Residents up and down the Front Range were walloped by a late spring storm on Monday that brought half a foot of snow to some neighborhoods — and with it, broken branches, damaged trees and new leaves straining under the heavy snow.

For those attempting to clean up and repair their snow-damages trees, the Colorado State Forest Service has a few suggestions.

People would be well served to take a wait-and-see approach with snow removal, said Vince Urbina, community forestry program manager for the state forest service.

“You can try and get snow off the branches, but there’s only so high you can reach,” he said. Safety should be a priority, Urbina said, especially with branches hanging on by a thread that could damage people or vehicles if they fall.

Ultimately, “trees are resilient,” he said. “Make sure you get in there and do proper pruning to ensure the tree will rebound from the damage done by the snow.”

Here are some other state forest service tips and tricks for dealing with snow-damaged trees:

  • Check for hazards and wait before sawing: “Although the first impulse may be to start sawing when a tree is damaged,” the forest service said on its website, “homeowners should first assess the situation to avoid hurting themselves or further damaging the tree.” Residents should make sure not to contact downed utility lines or standing under broken, hanging branches.
  • How to assess the tree’s health: If a tree still possesses its main upward branch, most of its major limbs and half (or more) of its crown, the tree has a good chance of complete recovery.
  • Careful knocking snow off the branches: This could cause more branches to break. Gently push up on the branches from below to prevent additional stress.
  • Removing broken branches: Pruning lowers the risk of decay and insects or diseases entering the wounded tree. The organization recommends pruning at the point where a branch joins a larger one (called a branch collar). But do not over-prune. While a tree may look funny with some of its branches gone,  most trees quickly grow new foliage to cover its bare areas.
  • Reach out for help: Trees lying between the street and sidewalk may the responsibility of the city. For repair jobs that may be too ambitious, call a certified arborist. These professionals can be found through the International Society of Arboriculture.

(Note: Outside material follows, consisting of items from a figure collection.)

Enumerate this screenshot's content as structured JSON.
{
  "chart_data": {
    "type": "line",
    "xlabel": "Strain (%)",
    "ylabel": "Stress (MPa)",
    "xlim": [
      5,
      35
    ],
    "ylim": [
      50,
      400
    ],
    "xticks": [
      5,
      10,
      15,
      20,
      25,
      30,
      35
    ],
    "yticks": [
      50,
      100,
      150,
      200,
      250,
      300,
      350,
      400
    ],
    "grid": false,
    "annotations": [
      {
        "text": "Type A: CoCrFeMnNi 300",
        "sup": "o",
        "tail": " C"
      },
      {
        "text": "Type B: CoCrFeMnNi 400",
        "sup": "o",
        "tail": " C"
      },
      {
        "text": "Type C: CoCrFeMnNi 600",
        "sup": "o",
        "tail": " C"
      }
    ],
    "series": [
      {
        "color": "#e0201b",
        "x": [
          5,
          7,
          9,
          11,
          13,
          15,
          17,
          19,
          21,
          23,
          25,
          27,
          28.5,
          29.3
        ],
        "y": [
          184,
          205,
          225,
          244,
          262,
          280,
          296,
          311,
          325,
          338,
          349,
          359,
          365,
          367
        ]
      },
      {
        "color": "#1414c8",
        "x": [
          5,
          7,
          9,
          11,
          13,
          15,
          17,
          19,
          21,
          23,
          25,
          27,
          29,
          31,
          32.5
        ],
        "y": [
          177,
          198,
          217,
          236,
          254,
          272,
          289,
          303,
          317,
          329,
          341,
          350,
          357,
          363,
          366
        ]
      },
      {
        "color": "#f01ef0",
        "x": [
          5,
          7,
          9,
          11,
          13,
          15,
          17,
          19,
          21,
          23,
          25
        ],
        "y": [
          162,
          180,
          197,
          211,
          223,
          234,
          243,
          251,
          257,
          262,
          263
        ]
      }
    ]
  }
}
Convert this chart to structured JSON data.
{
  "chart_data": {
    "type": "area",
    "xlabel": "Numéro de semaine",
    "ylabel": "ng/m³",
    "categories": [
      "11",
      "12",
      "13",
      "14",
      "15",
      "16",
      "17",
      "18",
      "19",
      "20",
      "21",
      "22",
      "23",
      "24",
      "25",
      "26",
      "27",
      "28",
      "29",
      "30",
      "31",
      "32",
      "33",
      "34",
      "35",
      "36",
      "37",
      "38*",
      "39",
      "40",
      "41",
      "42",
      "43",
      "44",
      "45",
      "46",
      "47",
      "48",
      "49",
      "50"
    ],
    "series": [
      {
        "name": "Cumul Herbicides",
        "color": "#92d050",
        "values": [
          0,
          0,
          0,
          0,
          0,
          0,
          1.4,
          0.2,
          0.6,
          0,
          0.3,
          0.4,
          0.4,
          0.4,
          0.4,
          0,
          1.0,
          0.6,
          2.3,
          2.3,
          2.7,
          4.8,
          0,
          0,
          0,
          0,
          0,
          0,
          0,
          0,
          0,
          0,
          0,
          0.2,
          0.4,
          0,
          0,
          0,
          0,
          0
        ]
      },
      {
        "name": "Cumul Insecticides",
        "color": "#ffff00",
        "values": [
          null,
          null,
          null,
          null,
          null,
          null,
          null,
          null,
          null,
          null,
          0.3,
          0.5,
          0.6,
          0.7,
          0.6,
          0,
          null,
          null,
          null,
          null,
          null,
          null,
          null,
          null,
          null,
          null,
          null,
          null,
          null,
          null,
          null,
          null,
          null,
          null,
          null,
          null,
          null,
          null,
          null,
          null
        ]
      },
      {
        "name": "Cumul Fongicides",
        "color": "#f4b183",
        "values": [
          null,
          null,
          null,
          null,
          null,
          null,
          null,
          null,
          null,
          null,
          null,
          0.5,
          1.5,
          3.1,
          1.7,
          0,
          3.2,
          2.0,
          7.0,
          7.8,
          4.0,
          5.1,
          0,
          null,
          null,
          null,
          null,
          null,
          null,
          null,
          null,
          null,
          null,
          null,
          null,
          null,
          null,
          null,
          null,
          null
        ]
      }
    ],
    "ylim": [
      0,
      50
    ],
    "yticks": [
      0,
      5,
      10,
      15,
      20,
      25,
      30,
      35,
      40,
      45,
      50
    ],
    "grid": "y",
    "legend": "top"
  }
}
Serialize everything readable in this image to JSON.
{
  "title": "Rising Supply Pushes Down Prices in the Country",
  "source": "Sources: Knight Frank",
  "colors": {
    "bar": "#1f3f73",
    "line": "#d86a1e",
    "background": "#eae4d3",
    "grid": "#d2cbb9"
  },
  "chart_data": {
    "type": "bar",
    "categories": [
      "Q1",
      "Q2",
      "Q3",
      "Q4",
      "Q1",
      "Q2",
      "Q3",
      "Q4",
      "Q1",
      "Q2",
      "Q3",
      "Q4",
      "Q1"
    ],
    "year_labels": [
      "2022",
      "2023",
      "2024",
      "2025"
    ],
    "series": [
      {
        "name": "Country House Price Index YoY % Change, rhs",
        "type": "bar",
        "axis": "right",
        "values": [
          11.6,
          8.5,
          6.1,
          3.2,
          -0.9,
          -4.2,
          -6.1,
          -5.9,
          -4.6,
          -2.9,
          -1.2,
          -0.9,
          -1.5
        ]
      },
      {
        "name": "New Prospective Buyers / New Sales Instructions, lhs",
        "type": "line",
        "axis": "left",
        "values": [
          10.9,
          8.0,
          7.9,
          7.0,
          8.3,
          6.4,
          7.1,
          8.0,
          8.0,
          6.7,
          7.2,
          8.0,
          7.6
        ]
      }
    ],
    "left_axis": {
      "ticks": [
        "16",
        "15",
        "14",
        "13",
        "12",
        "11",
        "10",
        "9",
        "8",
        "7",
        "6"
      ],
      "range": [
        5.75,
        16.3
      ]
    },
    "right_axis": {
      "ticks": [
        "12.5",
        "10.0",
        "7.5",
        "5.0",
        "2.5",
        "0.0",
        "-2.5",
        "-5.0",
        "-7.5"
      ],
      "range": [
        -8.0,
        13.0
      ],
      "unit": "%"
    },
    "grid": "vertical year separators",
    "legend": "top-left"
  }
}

The Colorado State Forest Service website has more information about tree care and protection.

Cynthia Karvaski, spokeswoman for Denver Parks and Recreation, said the city on Tuesday had received 117 calls for trees blocking a roadway or street.

If a tree fell from someone’s yard into the street, the property-owner will be billed for the removal services, Karvaski said.

“Property owners are responsible for pruning and cleaning up debris from trees located on private property and within the public right of way adjacent to their property,” according to a statement from Parks and Recreation.

Denver residents can call 311 to report fallen trees or branches. Residents can visit denvergov.org/forestry for a list of licensed and insured tree care contractors.

Denver waste management collects a limited amount of branches as part of its regular extra trash collection service. Branches must be no larger than 4 inches in diameter, and must be cut into lengths that are 4 feet or less, bundled and tied and weigh no more than 50 pounds, the city said. Denver residents can also drop off branches at the Cherry Creek Recycling Drop-off center located near East Cherry Creek Drive South and South Quebec Street.